Nun fliegt die Adventszeit doch wieder davon, wie in den Vorjahren, schon der dritte Advent und eigentlich eine schöne weihnachtliche Stimmung. Wenn nicht dieses eine alles beherrschende Thema wäre. Das wirkt dann nachträglich als atmosphärische Bremse und lässt inzwischen jeden mit Ratlosigkeit zurück. Schwer, in der Situation in die Zukunft hinein zu planen, Vorhaben mit Elan weiterzubringen, Neues zu beginnen, wenn man das Gefühl hat, es gibt gerade Grundlegenderes.

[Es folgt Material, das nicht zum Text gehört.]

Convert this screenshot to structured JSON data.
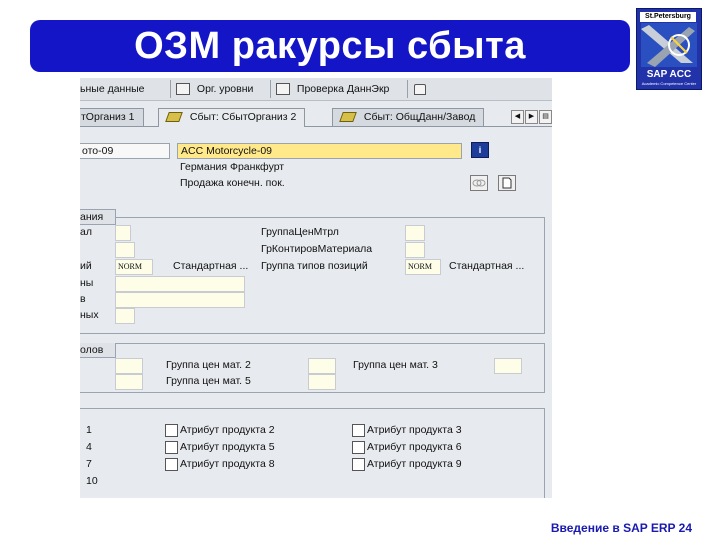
{
  "slide": {
    "title": "ОЗМ ракурсы сбыта",
    "footer": "Введение в SAP ERP  24",
    "logo": {
      "top": "St.Petersburg",
      "brand": "SAP  ACC",
      "sub": "Academic Competence Center"
    }
  },
  "toolbar": {
    "btn1": "ьные данные",
    "btn2": "Орг. уровни",
    "btn3": "Проверка ДаннЭкр"
  },
  "tabs": {
    "t1": "тОрганиз 1",
    "t2": "Сбыт: СбытОрганиз 2",
    "t3": "Сбыт: ОбщДанн/Завод"
  },
  "header": {
    "material_no": "ото-09",
    "material_desc": "ACC Motorcycle-09",
    "org1": "Германия Франкфурт",
    "org2": "Продажа конечн. пок."
  },
  "group1": {
    "title": "ания",
    "r1_left": "ал",
    "r3_left": "ий",
    "r3_value": "NORM",
    "r3_text": "Стандартная ...",
    "r4_left": "ны",
    "r5_left": "в",
    "r6_left": "ных",
    "r1_mid": "ГруппаЦенМтрл",
    "r2_mid": "ГрКонтировМатериала",
    "r3_mid": "Группа типов позиций",
    "r3_mid_value": "NORM",
    "r3_mid_text": "Стандартная ..."
  },
  "group2": {
    "title": "олов",
    "l1": "Группа цен мат. 2",
    "l2": "Группа цен мат. 3",
    "l3": "Группа цен мат. 5"
  },
  "group3": {
    "row1_left": "1",
    "row2_left": "4",
    "row3_left": "7",
    "row4_left": "10",
    "a2": "Атрибут продукта 2",
    "a3": "Атрибут продукта 3",
    "a5": "Атрибут продукта 5",
    "a6": "Атрибут продукта 6",
    "a8": "Атрибут продукта 8",
    "a9": "Атрибут продукта 9"
  },
  "colors": {
    "title_bar": "#1515c8",
    "footer": "#1a1ab0",
    "highlight": "#ffe98a"
  }
}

Ob das so ist kann auch außerhalb von Verschwörungsgedankengut sicher einschränkend bezweifelt werden. Mir scheint, das Grundlegende liegt doch auf einer anderen Ebene und ist eher in der weihnachtlichen Tradition und ihren Symbolen zu finden, in allem, was dies für unser geistiges Leben und unseren Lebensplan, die Selbstwahrnehmung und persönliche Entwicklung bedeutet. Das sollten wir nicht aus den Augen verlieren, sondern sogar verstärkt in den Blick nehmen. Eine meiner persönlichen symbolischen Vermittler ist immer schon der Weihnachtsbaum gewesen. Ich hoffe, ihn noch vor dem angekündigten Herunterfahren der Wirtschaft besorgen zu können. Sonst stehe ich möglicherweise auch noch beim Weihnachtsbaumhändler vor verschlossenen Türen – kaum vorstellbar.